Possessing and developing a wide variety of techniques and understanding of chemical substances and how they interact facilitates the prevention of environmental emergencies, as well as the response and recovery phases. Specifically, under the Canadian Environmental Protection Act 1999, the prevention of emergencies includes regulations to provide guidance in areas such as process safety management, and working with international partners and other government departments to advance scientific and technical knowledge. Environment Canada believes that science and technology are the guides in all aspects of environmental emergencies. The following divisions and activities provide such expertise advancement which is integrated into the Environmental Emergencies Program:
Emergencies Science involves researching, developing and testing methods and procedures for environmental emergencies. For instance, at the Emergencies Science and Technology Division (ESTD), undertakes research on the properties, behaviour, and effects of spills hazardous materials and the effectiveness and environmental benefits of in-situ countermeasures such as spill-treating agents, burning, and bioremediation. Such information is used to develop research and operational models that predict the behaviour and fate of untreated and treated oil and chemical spills. Research and development is also carried out on techniques for measuring contamination in air, water, and soil at spill sites and on technologies for airborne remote sensing of spills.
The Division prepares technical spill-response guidelines and manuals for use by emergency response person and contingency planners and serves as the primary centre of scientific advice on pollution emergencies to the regional offices of Environment Canada and other organisations.
Emergencies Engineering involves developing, evaluation, maintaining and demonstrating emergency response equipment for a number of environmental remediation applications. Environment Canada’s Environmental Technology Advancement Directorate manages a multi-year contract for the development and maintenance of a range of prototype cleanup equipment, demonstrates and adapts innovative methods for on-site mitigation of water or soil contamination caused by pollution emergencies or insecure hazardous waste sites, and develops and evaluates marine spill response equipment.

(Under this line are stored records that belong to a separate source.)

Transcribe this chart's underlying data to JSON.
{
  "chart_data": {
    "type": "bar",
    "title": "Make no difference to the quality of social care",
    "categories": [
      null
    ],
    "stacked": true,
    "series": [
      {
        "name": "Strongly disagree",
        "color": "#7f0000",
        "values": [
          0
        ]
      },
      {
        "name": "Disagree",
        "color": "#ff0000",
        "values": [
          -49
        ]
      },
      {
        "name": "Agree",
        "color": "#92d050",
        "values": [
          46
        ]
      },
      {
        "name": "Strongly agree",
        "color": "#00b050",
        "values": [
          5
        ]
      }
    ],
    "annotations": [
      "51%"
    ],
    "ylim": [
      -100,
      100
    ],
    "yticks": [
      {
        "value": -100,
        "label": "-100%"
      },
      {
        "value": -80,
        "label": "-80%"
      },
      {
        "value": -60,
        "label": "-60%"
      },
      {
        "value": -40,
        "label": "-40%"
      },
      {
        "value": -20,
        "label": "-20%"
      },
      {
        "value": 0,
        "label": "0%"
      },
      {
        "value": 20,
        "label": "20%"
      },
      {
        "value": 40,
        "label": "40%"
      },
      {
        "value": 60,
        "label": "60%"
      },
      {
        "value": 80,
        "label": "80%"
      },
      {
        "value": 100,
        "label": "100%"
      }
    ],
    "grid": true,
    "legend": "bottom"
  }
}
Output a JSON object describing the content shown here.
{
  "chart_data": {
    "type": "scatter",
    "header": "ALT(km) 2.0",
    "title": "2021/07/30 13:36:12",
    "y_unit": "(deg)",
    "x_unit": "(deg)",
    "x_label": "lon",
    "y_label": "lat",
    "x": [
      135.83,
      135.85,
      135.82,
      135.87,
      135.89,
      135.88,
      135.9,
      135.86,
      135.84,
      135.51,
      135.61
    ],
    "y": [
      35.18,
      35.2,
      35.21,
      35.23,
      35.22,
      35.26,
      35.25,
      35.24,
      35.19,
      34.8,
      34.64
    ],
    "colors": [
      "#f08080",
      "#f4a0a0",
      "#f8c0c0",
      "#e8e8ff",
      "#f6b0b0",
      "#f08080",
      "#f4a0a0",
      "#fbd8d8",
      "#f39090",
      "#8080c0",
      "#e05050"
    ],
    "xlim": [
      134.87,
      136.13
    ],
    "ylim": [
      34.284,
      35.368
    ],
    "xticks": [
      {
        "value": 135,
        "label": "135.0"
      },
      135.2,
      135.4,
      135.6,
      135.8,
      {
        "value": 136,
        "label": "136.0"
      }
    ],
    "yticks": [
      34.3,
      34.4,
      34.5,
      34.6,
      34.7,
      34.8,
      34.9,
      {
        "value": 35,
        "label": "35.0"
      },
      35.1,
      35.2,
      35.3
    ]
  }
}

The events of September 11, 2001 emphasized the need for the federal scientific community to continue the development of an approach to assist with solutions to national security and Chemical, Biological, Radiological, Nuclear (CBRN) preparedness.
The result was the CBRN Research & Technology Initiative (CRTI).
CRTI is a joint, interdepartmental initiative that brings together laboratory networks across the federal government to collaborate with industry, academia and first responder communities in providing new knowledge, technology, and research.